3
fragments apatrides
1
L'abandonné n'ignore pas sa condamnation, elle l'étreint.
2
Il se demande si le futur aura assez de temps pour enterrer ses racines.
5
En train de se noyer, immobile , à moitié submergé. Un homme englouti dans l'obstacle.
9
Ainsi est remontée la vie dans l'obscurité. Aucun bruit. L'air vide et bientôt la pluie. Et maintenant, tout est coupé maintenant devant le crépuscule parmi les taches de sang. La route recule vers la poussière.
10
Les couleurs absolues l'étreignent jusqu'aux maux qui l'habitent. Le jour est magique et il est sans remède. Et le glaive dur et têtu partage le temps, debout sur l'aube ordinaire.
12
Et parfois, il n'a de l'horizon qu'un goût de rêve noué à des paroles ordinaires. Une ligne de rails et de tunnels, de l'aube au crépuscule, entrecoupée de quelques gares. A force vient l'effroi.
13
De banlieue en capitale - et inversement - son oeil avale du fer et des foules.

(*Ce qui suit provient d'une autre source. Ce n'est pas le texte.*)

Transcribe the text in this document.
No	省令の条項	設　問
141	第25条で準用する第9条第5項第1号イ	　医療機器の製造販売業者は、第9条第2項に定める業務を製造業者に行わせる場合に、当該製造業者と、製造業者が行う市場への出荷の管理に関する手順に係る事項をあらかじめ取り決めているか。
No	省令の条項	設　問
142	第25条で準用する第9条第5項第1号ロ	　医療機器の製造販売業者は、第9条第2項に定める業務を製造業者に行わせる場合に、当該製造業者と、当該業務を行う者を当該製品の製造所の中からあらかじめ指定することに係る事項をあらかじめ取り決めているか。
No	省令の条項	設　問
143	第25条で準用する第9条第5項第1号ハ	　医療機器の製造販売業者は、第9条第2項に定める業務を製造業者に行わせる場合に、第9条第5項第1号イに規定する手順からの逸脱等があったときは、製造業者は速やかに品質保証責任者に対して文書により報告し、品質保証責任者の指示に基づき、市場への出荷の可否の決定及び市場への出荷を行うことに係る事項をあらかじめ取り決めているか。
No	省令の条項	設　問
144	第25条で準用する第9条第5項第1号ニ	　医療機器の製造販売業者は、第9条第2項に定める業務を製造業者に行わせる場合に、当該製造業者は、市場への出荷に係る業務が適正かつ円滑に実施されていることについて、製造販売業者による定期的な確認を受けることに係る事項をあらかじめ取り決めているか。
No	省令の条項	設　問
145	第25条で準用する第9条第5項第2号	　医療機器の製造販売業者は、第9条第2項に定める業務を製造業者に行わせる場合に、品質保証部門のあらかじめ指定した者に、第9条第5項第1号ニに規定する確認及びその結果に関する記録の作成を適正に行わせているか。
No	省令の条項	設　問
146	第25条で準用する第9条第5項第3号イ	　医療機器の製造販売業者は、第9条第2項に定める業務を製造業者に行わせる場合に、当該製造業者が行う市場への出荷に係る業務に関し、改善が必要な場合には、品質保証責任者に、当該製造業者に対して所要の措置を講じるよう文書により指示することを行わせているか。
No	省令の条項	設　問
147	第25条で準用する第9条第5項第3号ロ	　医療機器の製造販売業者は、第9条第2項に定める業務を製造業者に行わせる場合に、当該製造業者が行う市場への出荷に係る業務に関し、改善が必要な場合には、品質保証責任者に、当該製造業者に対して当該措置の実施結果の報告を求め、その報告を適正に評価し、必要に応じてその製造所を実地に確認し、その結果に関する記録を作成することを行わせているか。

C'est l'espace abyssal où s'use le dieu humain, à la longue écho brouillé d'une innocence inhabitable.
15
Il appelle en secret une jubilation, là où tous les sommets chantent d'une seule voix. Horreur glacée d'une existence trop habituelle.
17
Des semaines entières à remuer corps et âme. Tellement que ce désir de grâce absolue devenait inutile. Il éblouissait sans attendre son innocence.
19
Le royaume... Indéchiffrable tant que le labyrinthe vous épuise. Avant la nuit mystique et qui ravit.
20
Avant la nuit magnétique aux larges ailes. Hors des serres étouffantes, le voyage indolent vers le nom au-delà des nombres.
22
Chair qui brûle ses nuits en compagnie des lions. Reine qu'on reconduit ainsi vers le rêve d'un nouveau jour. Ainsi mille fois perdu le temps au gré des vagues enturbannées d'écume.
23
Sans trêve vient le désir furieux de splendeur, l'amour déconcertant comme l'éternel héros du condamné qui ne franchit pas son pas vers l'autre.
24
Cette nuit comme d'autres nuits. Il cherche dans les géométries ces instants nomades qui s'inventent tout à coup des perplexités.
26
Marcher dans le monde. D'année en année marcher sans foudre ni frisson. Et dans la nuit partir et revenir dans la nuit.
30
Dans la nuit des écritures, il déambule sans changer de lieu, le visage dispersé. Au commencement des signes.
31
Ainsi vont foisonner les jardins. Une effervescence paisible règnera. Une étreinte gracieuse où respirer en toute conscience.
33
Des lumières fourmillent comme des éclats de verre. Des soifs aveugles font des signes. Nids et déserts.
34
Dans une diagonale du miroir - prisonnier des profondeurs inhabitables - le ciel inversé du silence.
35
Son nom n'est pas son nom. Un nom accidentel annula ses ancêtres. Sur eux s'est refermée la terre splendide et atroce.
38
Des êtres humains qui ne sont plus vivants. Tous identiques. Mangés par le poison du bonheur. Mais qui peut échapper à l'Esprit ? Grande gamme de vérités après minuit et les murs.
39
Vision d'une virginité après les ruines, après les ailes déchirées et l'oeil enfoui dans son trou noir.